Reflecting the changes that have occurred in the digital world, the anthology as a genre has experienced significant changes. In the case study of the Women Writers Project (WWP), these changes in electronic editing and digital textuality will be brought to the fore. The WWP has in turn been called an archive, an edition, and an anthology, and the case study will establish how it fulfills all three definitions.
One must recall the anthology's purpose in the print realm: to gather together a material with an aspect in common. Because print anthologies face the limitations of sheer volume, the purpose of the anthologies was to present the essential necessary to understand the aspect in common. The digital anthology can allow the reader to search through the digitized texts and to discover a common aspect that suits the reader's scholarship.
The concept of readerly discovery makes the creators of digital anthologies hesitant to edit the digital collection or to emphasize a certain scholarly agenda within the collection. This hesitation led to a policy of documenting sources, allowing the reader to find the sources in print. Simultaneously, a theory emerged that proposed the digital collection could act as a commentary on the composition of printed anthologies. Both approaches converged on one conclusion: the reader needs to be active and participate in the selection of their own texts, for their own purposes, and should have as much access as possible.
In the digital realm, this meant that source texts needed to be reproduced exactly, and can retain a unique existence in the digital world rather than being altered in the editing process. Encoding allows many text options for the reader. While encoding could interfere with the digitized text representation; nevertheless, there are new possibilities presented to the reader.
Combining these theories creates the tendency to view a digital anthology like an archive, defined as a body of source material upon which scholarship can be based. The physical details of the original are important, and the reader should have access to the physical sequencing and appearance of the page image.
Hence, the expectations of a digital collection are not that much different from a print edition, anthology or archive, since these three definitions undergo a similar activity. The difference between these three works is the reference point they take from the print world, the emphasis with which they cue the reader. In this discussion, a digital anthology functions as a collection of texts assembled for the purpose of providing easy access to materials that are either unavailable in other forms or that gain value from being collected together.

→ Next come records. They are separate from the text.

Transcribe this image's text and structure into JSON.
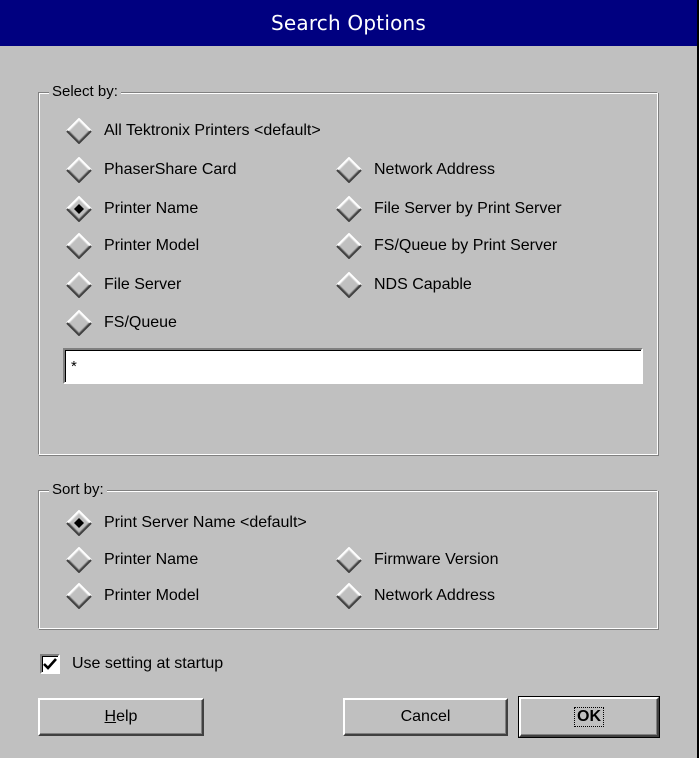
{
  "window": {
    "title": "Search Options"
  },
  "select_by": {
    "label": "Select by:",
    "options": [
      {
        "label": "All Tektronix Printers <default>",
        "checked": false
      },
      {
        "label": "PhaserShare Card",
        "checked": false
      },
      {
        "label": "Network Address",
        "checked": false
      },
      {
        "label": "Printer Name",
        "checked": true
      },
      {
        "label": "File Server by Print Server",
        "checked": false
      },
      {
        "label": "Printer Model",
        "checked": false
      },
      {
        "label": "FS/Queue by Print Server",
        "checked": false
      },
      {
        "label": "File Server",
        "checked": false
      },
      {
        "label": "NDS Capable",
        "checked": false
      },
      {
        "label": "FS/Queue",
        "checked": false
      }
    ],
    "search_value": "*"
  },
  "sort_by": {
    "label": "Sort by:",
    "options": [
      {
        "label": "Print Server Name <default>",
        "checked": true
      },
      {
        "label": "Printer Name",
        "checked": false
      },
      {
        "label": "Firmware Version",
        "checked": false
      },
      {
        "label": "Printer Model",
        "checked": false
      },
      {
        "label": "Network Address",
        "checked": false
      }
    ]
  },
  "startup": {
    "label": "Use setting at startup",
    "checked": true
  },
  "buttons": {
    "help": "Help",
    "cancel": "Cancel",
    "ok": "OK"
  },
  "colors": {
    "titlebar": "#000080",
    "face": "#c0c0c0",
    "highlight": "#ffffff",
    "shadow": "#808080"
  }
}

The case study which illustrates this history and thought is the Women Writer's Project. The case study plans to detail the choices and methods the WWP uses in creating the online archive.
The WWP emphasizes a detailed transcription, allowing the primary sources to be reproduced for the reader; the goal being that all original linguistic detail and documentary contents are reproduced from the original. Supplementary texts are then encoded to the diplomatic transcription. Such an approach owes its debt to Jerome McGann. The reader can also search within the collection to find genre and textual commonalities.
Another goal is to capture the source data, therefore the representation of the text preserves the important details of the original format. What is not reproduced from the original are graphic features. Such an approach places the emphasis on the textual in the transcription.
The WWP fits into the methods of other digital anthologies by providing searchable text and a page image when possible. In addition, the WWP provides the reader with its methodology of its editorial and transcriptional methods.
In transcription, the WWP gives credence to a legible and complete first edition or one published in the author's lifetime. Proofreading is performed both with markup and without, and tools have been developed to maintain accuracy within a certain edition. Consistency is difficult to maintain, and the WWP relies on their encoders and on built-in checks to maintain consistency.
The WWP can serve as an example to other digital anthologies, providing the reader with as close a transcription of the original as possible without editorial interference. With developments in technology, individual editions can be linked to digital collections, representing both the smallest and largest view of the digital world at once.